Un client frigorifié et apeuré frappe rue Baker Street… une affaire de plus… pour cause, ce client c’est : Watson. Deux histoires vont s’écrire (et se suivre) en parallèle, un mode inédit dans ce recueil (et chez Sherlock si je ne m’abuse) qui se déguste très bien. Suivre ce personnage hirsute mélange étrange entre un professeur fou, un ré-animateur et un juif hanté par les théories de l’arabe fou auteur du Nécronomicon est un plaisir, avant tout parce que si ce mélange fonctionne, on se rend compte de son mal être et surtout, très bonne idée de la part des auteurs, qu’il n’est motivé que part l’argent. Construire un être si vénal est une bonne idée, car cela prend nos attentes à contrepied. Une idée qui va de paire avec celle consistant à faire de Watson la victime de l’intrigue en cours. De fait, en réponse à ces deux angles d’écritures étonnants, Sherlock parait plus à son avantage qu’à son habitude, fougueux, mutique, efficient jusqu’à la moelle il brave le mystère et mène l’enquête d’une poigne de fer. Il sert ainsi de fil rouge au lecteur qui n’a que le temps de se délecter des courts « chapitres » de l’intrigue pour se voir emporter à sa suite vers la fin d’un récit qui s’avère plaisant.

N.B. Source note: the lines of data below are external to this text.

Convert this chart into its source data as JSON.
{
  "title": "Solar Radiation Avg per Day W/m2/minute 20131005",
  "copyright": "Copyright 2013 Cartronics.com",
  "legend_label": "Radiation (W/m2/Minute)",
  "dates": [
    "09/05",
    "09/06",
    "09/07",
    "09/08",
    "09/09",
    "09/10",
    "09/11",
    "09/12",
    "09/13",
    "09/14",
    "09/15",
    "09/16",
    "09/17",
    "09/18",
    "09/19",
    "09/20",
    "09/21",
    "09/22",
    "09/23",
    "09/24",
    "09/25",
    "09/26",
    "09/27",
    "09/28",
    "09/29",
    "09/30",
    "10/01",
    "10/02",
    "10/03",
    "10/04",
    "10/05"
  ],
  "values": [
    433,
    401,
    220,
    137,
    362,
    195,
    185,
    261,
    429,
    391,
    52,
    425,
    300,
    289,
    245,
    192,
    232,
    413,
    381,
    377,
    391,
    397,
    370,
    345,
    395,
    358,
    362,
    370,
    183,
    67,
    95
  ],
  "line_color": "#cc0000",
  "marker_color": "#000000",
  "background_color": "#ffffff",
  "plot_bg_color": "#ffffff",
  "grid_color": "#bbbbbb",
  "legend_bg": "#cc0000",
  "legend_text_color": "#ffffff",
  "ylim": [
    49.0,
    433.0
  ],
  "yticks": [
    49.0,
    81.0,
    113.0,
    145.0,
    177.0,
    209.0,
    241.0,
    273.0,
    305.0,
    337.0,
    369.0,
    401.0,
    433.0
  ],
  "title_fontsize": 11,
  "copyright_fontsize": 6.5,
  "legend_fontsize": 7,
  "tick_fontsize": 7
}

D’autant qu’il explore l’aspect social du coupable, un besoin d’argent et de reconnaissance, l’utilisation des pouvoirs du mythe pour une rentabilité c’est tout de même novateur, tout en nous le présentant comme un être en proie  à des troubles.. ; particuliers.

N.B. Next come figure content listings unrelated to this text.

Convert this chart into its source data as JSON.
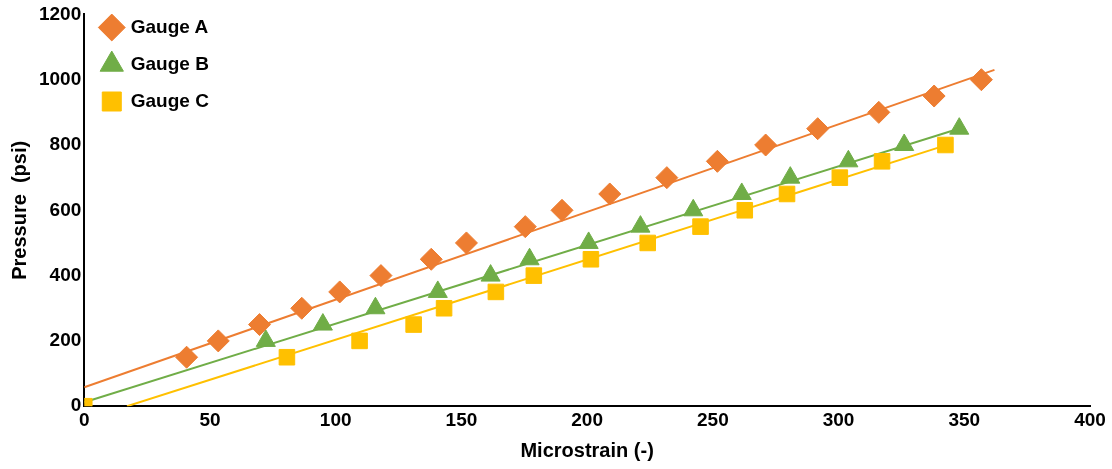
{
  "chart_data": {
    "type": "scatter",
    "xlabel": "Microstrain (-)",
    "ylabel": "Pressure  (psi)",
    "xlim": [
      0,
      400
    ],
    "xticks": [
      0,
      50,
      100,
      150,
      200,
      250,
      300,
      350,
      400
    ],
    "ylim": [
      0,
      1200
    ],
    "yticks": [
      0,
      200,
      400,
      600,
      800,
      1000,
      1200
    ],
    "grid": false,
    "legend": "top left",
    "series": [
      {
        "name": "Gauge A",
        "color": "#ed7d31",
        "marker": "diamond",
        "x": [
          40.7,
          53.3,
          69.7,
          86.5,
          101.6,
          118,
          138,
          152,
          175.4,
          190,
          209,
          231.7,
          251.8,
          271,
          291.7,
          316,
          338,
          356.8
        ],
        "values": [
          150,
          200,
          250,
          300,
          350,
          400,
          450,
          500,
          550,
          600,
          650,
          700,
          750,
          800,
          850,
          900,
          950,
          1000
        ]
      },
      {
        "name": "Gauge B",
        "color": "#70ad47",
        "marker": "triangle",
        "x": [
          72.2,
          94.9,
          115.8,
          140.6,
          161.6,
          177.1,
          200.6,
          221.2,
          242.2,
          261.5,
          280.8,
          303.9,
          326.1,
          348
        ],
        "values": [
          200,
          250,
          300,
          350,
          400,
          450,
          500,
          550,
          600,
          650,
          700,
          750,
          800,
          850
        ]
      },
      {
        "name": "Gauge C",
        "color": "#ffc000",
        "marker": "square",
        "x": [
          0,
          80.6,
          109.5,
          131,
          143.1,
          163.7,
          178.8,
          201.5,
          224.1,
          245.1,
          262.7,
          279.5,
          300.5,
          317.3,
          342.5
        ],
        "values": [
          0,
          150,
          200,
          250,
          300,
          350,
          400,
          450,
          500,
          550,
          600,
          650,
          700,
          750,
          800
        ]
      },
      {
        "type": "line",
        "color": "#ed7d31",
        "marker": "none",
        "x": [
          0,
          362
        ],
        "values": [
          58,
          1030
        ]
      },
      {
        "type": "line",
        "color": "#70ad47",
        "marker": "none",
        "x": [
          0,
          350
        ],
        "values": [
          12,
          855
        ]
      },
      {
        "type": "line",
        "color": "#ffc000",
        "marker": "none",
        "x": [
          17,
          345
        ],
        "values": [
          0,
          805
        ]
      }
    ]
  }
}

Nightmare in Wax – Simon Clark

ENFIN ! Enfin ! Moriarty est le « héros » d’un des récits, à part quelques utilisations éparses ce personnages phare de Doyle est à peine apparu dans ce recueil , un bémol qui pèse lourd dans mon cœur (et je ne vous parle de l’absence de Mycroft), heureusement Clark a la bonne idée de mettre en avant la némésis de Sherlock. Il en fait un fou égocentrique obnubilé par sa propre réussite. Ce n’est certes pas très original (on se retrouve ici face à une vision proche de ce que l’on trouve dans beaucoup de production cinématographique, il manque un peu de relief ou du moins d’une touche d’originalité) mais cela amène un élément non négligeable : il sert de mètre étalon à l’horreur. En mettant en retrait son génie machiavélique au profit de son ambition démesurée, l’auteur nous montre à quel point ce monstre reste surtout un humain, c’est-à-dire que tout psychotique qu’il est, il n’en reste pas moins à des éons de l’horreur Lovecraftienne. Cet angle recèle donc un apport intéressant, cela nous permet de relativiser le mal, chose peu courante dans ce genre de récit. L’idée du rapport sur rouleau de cire est intéressante et donne un aspect « fin du monde » (que l’on retrouve également au cinéma, du moins c’est bien littéraire mais réemployé à maintes reprises depuis). Part son aspect apocalyptique et sa fin désespérée, cette nouvelle apporte une conclusion de bon aloi à un recueil de qualité.